According to a Dish announcement, a Florida bankruptcy court ruled that Amit Bhalla, an alleged retailer of IPTV streaming devices with unauthorized channels, cannot use a bankruptcy case to shield himself from liability stemming from a 2015 piracy lawsuit.
In 2016, a California federal court issued a permanent injunction against the Chinese manufacturers of the TVpad, preventing them from distributing several Chinese programming networks, China Central Television (CCT) and Hong Kong’s Television Broadcasts Limited (TVB), on so-called TVpad devices. Dish had exclusive rights to distribute these networks in the U.S. via its Sling TV virtual MVPD service.
The court later ordered the TVpad’s manufacturers and distributors (Bhalla being one of them) to stop manufacturing, selling and promoting the devices. It also ordered them to pay $55 million in damages to Dish, TVB and CCTV for infringing on copyrighted content.

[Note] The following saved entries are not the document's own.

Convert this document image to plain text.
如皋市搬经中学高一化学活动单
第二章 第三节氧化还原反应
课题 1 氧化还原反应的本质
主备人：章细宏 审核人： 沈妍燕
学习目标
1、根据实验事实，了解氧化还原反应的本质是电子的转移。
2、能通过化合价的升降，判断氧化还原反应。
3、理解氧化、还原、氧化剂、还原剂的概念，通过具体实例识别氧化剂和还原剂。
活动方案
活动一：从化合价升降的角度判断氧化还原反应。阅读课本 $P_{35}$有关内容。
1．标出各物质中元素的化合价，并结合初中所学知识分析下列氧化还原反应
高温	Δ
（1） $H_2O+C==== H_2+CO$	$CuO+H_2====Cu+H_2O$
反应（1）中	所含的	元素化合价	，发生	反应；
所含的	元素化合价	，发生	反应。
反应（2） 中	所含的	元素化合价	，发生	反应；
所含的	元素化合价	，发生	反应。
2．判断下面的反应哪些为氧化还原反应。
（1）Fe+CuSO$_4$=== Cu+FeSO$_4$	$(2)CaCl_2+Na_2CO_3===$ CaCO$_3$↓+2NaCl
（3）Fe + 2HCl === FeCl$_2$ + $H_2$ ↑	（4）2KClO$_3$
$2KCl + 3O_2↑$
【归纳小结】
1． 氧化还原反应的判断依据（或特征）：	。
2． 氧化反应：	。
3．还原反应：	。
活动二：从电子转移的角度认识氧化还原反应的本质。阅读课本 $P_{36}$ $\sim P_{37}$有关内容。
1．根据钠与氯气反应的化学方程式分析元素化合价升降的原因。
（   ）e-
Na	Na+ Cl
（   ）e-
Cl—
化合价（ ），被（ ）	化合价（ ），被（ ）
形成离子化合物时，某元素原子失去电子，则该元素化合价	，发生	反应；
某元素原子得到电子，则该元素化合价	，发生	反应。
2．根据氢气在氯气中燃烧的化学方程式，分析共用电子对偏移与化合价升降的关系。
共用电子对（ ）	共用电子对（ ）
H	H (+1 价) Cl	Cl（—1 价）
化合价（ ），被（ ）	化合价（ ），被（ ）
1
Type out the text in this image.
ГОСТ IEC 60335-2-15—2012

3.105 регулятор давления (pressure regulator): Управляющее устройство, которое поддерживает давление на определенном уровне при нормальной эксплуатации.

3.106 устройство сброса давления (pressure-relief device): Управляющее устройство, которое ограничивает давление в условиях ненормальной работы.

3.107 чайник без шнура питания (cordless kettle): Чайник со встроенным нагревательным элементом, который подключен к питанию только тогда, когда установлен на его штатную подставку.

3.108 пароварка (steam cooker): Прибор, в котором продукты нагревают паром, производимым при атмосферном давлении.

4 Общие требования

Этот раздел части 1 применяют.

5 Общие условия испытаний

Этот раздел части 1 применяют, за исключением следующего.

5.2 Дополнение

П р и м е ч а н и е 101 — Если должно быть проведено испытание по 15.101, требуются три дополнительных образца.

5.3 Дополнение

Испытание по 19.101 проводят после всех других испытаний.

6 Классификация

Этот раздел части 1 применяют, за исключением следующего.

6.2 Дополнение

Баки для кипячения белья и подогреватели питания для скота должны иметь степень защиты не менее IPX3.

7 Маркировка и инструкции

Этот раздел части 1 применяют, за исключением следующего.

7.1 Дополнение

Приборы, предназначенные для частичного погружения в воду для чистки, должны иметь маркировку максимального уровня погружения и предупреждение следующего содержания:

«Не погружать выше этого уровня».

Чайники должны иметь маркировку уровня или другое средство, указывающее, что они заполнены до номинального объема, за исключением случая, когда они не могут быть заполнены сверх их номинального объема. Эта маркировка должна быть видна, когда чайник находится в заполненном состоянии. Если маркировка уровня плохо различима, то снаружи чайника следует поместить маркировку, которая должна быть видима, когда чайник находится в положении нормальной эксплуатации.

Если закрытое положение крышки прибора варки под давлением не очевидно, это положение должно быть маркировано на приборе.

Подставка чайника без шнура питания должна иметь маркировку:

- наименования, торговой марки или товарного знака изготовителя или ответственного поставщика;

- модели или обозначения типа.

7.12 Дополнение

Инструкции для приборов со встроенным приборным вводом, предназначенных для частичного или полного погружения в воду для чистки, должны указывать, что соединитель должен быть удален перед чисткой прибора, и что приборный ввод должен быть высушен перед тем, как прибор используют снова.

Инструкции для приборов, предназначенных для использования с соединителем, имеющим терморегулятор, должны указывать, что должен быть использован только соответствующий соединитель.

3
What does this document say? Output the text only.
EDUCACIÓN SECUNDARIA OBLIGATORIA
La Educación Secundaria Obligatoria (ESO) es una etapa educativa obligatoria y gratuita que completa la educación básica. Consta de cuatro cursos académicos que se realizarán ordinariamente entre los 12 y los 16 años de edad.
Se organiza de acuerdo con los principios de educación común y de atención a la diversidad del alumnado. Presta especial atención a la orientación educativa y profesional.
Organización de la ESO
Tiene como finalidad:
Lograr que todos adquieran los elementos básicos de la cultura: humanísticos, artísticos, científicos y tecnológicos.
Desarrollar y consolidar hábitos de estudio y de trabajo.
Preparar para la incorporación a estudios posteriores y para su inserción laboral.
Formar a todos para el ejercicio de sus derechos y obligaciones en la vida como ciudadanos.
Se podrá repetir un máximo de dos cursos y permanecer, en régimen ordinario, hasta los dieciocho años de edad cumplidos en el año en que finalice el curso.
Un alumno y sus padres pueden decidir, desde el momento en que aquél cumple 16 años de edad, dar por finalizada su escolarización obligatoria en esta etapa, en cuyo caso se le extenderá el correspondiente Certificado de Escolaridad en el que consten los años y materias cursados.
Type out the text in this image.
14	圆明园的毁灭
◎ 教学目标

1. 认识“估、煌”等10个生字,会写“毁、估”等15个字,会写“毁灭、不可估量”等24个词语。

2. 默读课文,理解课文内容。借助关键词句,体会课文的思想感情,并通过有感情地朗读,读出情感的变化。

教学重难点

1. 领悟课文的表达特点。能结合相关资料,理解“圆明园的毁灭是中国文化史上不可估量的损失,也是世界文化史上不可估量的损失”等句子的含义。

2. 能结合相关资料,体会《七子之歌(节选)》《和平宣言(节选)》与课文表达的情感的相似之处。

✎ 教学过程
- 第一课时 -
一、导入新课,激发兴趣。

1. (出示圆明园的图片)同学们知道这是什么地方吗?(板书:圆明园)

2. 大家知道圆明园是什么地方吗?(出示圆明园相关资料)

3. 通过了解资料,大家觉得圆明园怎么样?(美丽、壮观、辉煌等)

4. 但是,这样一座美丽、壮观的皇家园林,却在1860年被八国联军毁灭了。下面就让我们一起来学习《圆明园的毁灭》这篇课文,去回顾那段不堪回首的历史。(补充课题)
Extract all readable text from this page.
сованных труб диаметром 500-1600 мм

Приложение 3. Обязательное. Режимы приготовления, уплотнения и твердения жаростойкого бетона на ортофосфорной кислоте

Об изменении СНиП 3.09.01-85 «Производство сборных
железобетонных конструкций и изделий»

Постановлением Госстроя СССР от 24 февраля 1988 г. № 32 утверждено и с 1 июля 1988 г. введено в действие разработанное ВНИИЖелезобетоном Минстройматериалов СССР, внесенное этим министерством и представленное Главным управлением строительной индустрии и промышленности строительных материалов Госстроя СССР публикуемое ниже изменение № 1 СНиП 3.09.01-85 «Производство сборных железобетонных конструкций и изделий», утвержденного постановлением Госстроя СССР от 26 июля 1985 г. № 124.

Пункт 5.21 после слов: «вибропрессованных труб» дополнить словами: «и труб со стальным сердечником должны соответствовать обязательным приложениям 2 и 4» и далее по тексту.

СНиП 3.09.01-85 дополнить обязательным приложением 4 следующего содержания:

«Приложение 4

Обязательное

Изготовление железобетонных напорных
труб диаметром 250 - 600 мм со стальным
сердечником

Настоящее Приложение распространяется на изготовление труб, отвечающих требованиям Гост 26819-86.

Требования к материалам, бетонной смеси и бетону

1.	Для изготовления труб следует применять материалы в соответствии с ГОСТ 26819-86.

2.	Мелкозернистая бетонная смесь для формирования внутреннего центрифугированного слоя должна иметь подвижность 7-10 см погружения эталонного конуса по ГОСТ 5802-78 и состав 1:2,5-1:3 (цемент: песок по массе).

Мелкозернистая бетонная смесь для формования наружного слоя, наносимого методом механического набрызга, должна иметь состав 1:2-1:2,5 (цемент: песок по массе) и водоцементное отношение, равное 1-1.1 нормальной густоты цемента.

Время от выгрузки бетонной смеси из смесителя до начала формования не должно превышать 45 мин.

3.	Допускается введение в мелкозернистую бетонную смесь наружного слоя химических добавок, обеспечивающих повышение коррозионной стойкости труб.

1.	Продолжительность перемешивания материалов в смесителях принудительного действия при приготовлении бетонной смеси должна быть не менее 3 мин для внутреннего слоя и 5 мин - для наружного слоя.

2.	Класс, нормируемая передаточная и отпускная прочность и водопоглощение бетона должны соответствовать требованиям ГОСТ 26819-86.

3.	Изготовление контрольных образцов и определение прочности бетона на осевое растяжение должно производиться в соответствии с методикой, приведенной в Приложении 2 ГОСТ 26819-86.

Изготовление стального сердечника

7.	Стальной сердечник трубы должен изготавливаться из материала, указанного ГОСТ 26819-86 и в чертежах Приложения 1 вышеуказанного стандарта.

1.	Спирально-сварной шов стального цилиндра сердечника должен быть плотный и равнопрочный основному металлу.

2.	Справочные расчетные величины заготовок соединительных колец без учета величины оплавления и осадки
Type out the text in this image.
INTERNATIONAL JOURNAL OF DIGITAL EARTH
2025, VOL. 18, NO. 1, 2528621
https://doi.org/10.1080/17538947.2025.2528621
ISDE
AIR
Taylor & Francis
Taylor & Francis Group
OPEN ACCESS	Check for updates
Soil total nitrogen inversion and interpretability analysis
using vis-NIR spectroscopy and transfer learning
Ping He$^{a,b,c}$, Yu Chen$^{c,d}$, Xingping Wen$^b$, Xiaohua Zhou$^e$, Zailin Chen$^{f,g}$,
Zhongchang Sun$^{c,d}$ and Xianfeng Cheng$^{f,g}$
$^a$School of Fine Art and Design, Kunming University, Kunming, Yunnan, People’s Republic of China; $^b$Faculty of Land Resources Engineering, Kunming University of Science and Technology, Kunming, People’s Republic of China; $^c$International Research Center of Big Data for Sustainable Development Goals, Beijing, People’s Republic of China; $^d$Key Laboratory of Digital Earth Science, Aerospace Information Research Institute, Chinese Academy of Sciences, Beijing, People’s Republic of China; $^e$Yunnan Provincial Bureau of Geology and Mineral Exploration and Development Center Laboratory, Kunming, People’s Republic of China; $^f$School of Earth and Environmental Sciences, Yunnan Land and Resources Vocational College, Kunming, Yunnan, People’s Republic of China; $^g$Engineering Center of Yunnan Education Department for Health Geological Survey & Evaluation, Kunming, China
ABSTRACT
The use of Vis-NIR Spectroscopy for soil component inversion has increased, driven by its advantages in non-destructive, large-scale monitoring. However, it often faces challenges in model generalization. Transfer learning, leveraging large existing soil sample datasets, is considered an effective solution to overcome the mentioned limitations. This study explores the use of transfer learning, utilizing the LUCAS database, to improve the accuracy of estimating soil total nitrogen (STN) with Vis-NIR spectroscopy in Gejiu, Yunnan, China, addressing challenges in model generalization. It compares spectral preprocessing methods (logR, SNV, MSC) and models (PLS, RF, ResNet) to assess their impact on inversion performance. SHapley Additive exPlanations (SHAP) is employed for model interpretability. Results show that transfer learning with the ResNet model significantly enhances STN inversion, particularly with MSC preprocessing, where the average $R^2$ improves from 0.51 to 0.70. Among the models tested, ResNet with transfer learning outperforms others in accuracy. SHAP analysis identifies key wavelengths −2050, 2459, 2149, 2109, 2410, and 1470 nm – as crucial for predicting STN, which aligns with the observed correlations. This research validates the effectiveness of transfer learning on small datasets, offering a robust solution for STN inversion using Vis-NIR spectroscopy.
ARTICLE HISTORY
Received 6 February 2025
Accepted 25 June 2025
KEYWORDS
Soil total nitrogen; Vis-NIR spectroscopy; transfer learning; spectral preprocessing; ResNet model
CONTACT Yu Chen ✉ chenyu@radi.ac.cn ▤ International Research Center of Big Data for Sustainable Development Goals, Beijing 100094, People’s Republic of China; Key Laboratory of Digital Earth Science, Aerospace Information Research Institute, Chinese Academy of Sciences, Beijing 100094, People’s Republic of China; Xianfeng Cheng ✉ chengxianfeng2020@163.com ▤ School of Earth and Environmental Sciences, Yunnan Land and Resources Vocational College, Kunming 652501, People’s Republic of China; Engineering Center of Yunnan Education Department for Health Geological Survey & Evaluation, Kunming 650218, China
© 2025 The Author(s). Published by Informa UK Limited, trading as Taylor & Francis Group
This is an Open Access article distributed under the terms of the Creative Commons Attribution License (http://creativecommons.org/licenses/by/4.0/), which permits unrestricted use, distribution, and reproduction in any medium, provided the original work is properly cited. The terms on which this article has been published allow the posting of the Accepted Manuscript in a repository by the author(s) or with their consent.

Bhalla sought refuge in the U.S. Bankruptcy Court for the Middle District of Florida, but didn’t find it. The court issued a summary judgment ruling that the retailer must pay the plaintiffs $4.4 million for copyright and trademark infringement.
“This ruling sends an important message to retailers who think they can get away with profiting off pirated content: You will eventually be held accountable, and a bankruptcy filing will not protect you,” said Samuel Tsang, VP of operations for TVB USA. “Our hope is that, as a result of this ruling, retailers will stop selling content obtained through illegal means and instead serve their customers with legal, reliable content and devices.”